Q & A with cast members
On Wednesday, April 12th, over 2,000 students, teachers, and school board members of the San Francisco Unified School District gathered at the SHN Orpheum Theatre to conclude their participation in the Hamilton Education Program, launched in 2015 by Hamilton creator Lin-Manuel Miranda in conjunction with the Rockefeller Foundation and the Gilder Lehrman Institute of American History. This performance marked the second of four #EduHam events planned for Bay Area youth. This program is also taking place with local public schools in Chicago and New York City. Over the past several weeks, more than 8,500 Bay Area high school students have been studying American history and the story of the Founding Fathers through a special integrated curriculum provided by the Gilder Lehrman Institute, consisting of primary source documents, video interviews and clips of the show, and sample lesson plans for teachers.
In addition to the classroom experience, students were tasked with creating original works of art based on the core themes of the #EduHam curriculum, and schools could select a student or student group to perform on the SHN Orpheum stage for their peers. Student performances ranged from a scene between John Laurens and his father meeting in Heaven and confronting Laurens’ queerness, to a rap battle between Aaron Burr and Alexander Hamilton in the style of a good old-fashioned diss track, complete with original music and choreography. Other students performed spoken-word poetry that centered around the immigrant experience and the current political climate of the United States, relating back to one of the central themes of Hamilton: “Immigrants—we get the job done!”
From left to right: Alan Tsui, Nathan Lam, and Mateo Langston.
After the student performances ended, schools watched as their pre-submitted questions were answered as emcee Emmy Ramper-Lampman (Angelica Schuyler) facilitated a Q&A session with Hamilton cast members, including Joshua Henry (Aaron Burr) and Solea Pfeiffer (Elizabeth Schuyler). Questions ranged from how the actors prepared for shows and dealt with stagefright, to what performing a show about the Founding Fathers means for a person of color. After the show, students were treated to a matinee performance of Hamilton to conclude their participation in the #EduHam.
I had the opportunity to sit down with three juniors from Galileo High School who performed an original scene and rap based on the Olive Branch Petition and the Declaration of Independence: Mateo Langston, Nathan Lam, and Alan Tsui.
“Schools, I feel, need to do more of this,” Lam remarked when asked about his experiences with the curriculum program. Langston added that access to primary sources through the Gilder Lehrman website was instrumental in helping the trio create their piece, especially having access to the Olive Branch Petition, the Declaration of Independence, and their historical contexts. I also discovered that this performance was the very first formal theater experience these students have had–and that the SHN Orpheum stage was their first time performing in front of an audience. They described the experience as “exhilarating,” “surprisingly easy,” and “so cool.”
When asked about their plans for the future, all three students expressed interest in exploring theater to a greater extent later in life, whether it be through extracurricular activities or as an area of study in college.

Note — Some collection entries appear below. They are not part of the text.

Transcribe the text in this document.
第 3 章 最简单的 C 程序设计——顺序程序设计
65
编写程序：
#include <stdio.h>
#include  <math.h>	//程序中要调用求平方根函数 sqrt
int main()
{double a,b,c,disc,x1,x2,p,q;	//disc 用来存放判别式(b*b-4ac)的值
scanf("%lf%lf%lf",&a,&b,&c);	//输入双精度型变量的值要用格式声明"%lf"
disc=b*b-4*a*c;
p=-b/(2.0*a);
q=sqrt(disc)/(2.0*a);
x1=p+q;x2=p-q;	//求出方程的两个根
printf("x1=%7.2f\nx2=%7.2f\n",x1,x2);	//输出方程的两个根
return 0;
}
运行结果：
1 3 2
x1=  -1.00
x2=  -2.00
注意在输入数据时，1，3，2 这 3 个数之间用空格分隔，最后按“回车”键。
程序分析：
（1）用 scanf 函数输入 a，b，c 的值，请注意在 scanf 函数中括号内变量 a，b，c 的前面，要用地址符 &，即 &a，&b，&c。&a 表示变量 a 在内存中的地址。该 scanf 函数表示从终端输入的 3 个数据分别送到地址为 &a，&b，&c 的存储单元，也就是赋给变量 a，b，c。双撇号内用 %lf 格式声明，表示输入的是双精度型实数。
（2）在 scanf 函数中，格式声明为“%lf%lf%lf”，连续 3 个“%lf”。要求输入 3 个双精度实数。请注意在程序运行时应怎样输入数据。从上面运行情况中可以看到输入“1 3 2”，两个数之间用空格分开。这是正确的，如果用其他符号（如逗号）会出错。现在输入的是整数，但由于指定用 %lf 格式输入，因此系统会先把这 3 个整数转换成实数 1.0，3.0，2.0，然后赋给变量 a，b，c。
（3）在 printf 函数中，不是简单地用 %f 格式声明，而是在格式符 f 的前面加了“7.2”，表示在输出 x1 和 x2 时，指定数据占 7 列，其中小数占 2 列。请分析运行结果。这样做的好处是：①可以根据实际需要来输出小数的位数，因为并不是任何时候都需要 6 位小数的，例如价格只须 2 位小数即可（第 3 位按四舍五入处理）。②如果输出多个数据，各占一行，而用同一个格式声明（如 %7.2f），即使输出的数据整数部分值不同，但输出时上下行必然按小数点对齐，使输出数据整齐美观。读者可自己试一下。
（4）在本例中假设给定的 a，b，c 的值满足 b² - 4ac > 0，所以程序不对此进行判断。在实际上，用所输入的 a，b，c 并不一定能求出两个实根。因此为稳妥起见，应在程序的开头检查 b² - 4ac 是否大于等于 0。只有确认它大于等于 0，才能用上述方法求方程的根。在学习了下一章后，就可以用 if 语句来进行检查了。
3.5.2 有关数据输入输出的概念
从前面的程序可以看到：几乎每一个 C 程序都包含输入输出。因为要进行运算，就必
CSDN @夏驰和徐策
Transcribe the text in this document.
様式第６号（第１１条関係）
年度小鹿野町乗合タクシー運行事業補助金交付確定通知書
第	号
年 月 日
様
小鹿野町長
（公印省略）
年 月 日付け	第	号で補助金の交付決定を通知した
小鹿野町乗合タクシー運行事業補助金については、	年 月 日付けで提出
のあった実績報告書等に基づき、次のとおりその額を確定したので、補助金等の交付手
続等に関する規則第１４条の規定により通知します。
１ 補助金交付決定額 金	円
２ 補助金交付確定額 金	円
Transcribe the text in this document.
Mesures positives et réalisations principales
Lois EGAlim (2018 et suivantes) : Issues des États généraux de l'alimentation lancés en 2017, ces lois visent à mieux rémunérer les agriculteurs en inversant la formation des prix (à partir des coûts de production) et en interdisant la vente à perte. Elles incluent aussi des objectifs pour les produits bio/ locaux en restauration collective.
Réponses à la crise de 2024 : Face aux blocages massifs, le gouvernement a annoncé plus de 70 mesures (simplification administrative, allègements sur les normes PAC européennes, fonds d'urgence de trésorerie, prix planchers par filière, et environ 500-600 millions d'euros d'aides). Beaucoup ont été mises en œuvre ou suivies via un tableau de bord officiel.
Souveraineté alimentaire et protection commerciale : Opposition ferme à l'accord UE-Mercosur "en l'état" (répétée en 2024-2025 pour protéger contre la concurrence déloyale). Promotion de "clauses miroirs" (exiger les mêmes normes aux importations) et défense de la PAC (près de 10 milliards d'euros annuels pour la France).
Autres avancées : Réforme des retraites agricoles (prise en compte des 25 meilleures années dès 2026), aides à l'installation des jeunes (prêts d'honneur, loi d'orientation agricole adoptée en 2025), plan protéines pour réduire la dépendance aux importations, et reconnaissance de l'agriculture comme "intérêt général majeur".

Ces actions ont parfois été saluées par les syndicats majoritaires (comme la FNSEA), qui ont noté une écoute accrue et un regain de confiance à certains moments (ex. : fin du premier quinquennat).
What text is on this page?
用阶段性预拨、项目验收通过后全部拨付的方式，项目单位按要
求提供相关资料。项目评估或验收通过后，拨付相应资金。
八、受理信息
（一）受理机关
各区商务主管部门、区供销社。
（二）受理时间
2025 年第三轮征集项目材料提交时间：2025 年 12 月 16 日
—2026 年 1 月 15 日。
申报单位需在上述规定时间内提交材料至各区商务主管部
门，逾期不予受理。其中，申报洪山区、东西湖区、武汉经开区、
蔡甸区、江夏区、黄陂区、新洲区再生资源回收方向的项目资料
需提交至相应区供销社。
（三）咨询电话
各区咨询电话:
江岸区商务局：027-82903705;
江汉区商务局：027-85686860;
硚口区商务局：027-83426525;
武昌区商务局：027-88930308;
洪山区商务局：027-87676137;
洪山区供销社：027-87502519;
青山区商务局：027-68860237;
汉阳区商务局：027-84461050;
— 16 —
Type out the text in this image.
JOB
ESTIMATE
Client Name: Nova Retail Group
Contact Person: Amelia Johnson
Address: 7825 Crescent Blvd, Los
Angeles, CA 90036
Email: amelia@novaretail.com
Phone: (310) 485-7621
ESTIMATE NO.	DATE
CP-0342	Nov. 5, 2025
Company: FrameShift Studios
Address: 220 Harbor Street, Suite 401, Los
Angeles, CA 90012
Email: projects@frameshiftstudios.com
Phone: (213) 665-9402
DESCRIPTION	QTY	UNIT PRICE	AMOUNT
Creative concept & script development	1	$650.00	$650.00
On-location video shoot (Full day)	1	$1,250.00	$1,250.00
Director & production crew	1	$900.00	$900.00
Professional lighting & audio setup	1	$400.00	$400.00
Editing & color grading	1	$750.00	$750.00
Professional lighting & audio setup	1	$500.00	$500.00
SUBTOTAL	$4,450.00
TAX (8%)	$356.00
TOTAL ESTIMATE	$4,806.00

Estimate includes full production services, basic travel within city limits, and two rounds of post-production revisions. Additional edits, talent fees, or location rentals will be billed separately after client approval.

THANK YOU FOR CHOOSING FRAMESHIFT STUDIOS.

“…I wanted to major in computer science, or math, or a logic-based major, but after this I realized that life is much more than logic and one-plus-one mathematics, it’s like, there is something more,” Tsui remarked. “There is something that you could play with, it can make you something more than a robot, that makes you human, such emotions to be alive. This opportunity gave me a chance to realize that to be alive is much more than doing something normal and regular.”
Overall, the day was a resounding success. The performances created by the students exhibited an excitement, passion, and potential that is often lost upon observing seasoned and professional performances. They were hilarious, tentative, full of risk-taking and wonder and humility–all while staying true to both the central themes of Hamilton and to the mantras of the Founding Fathers.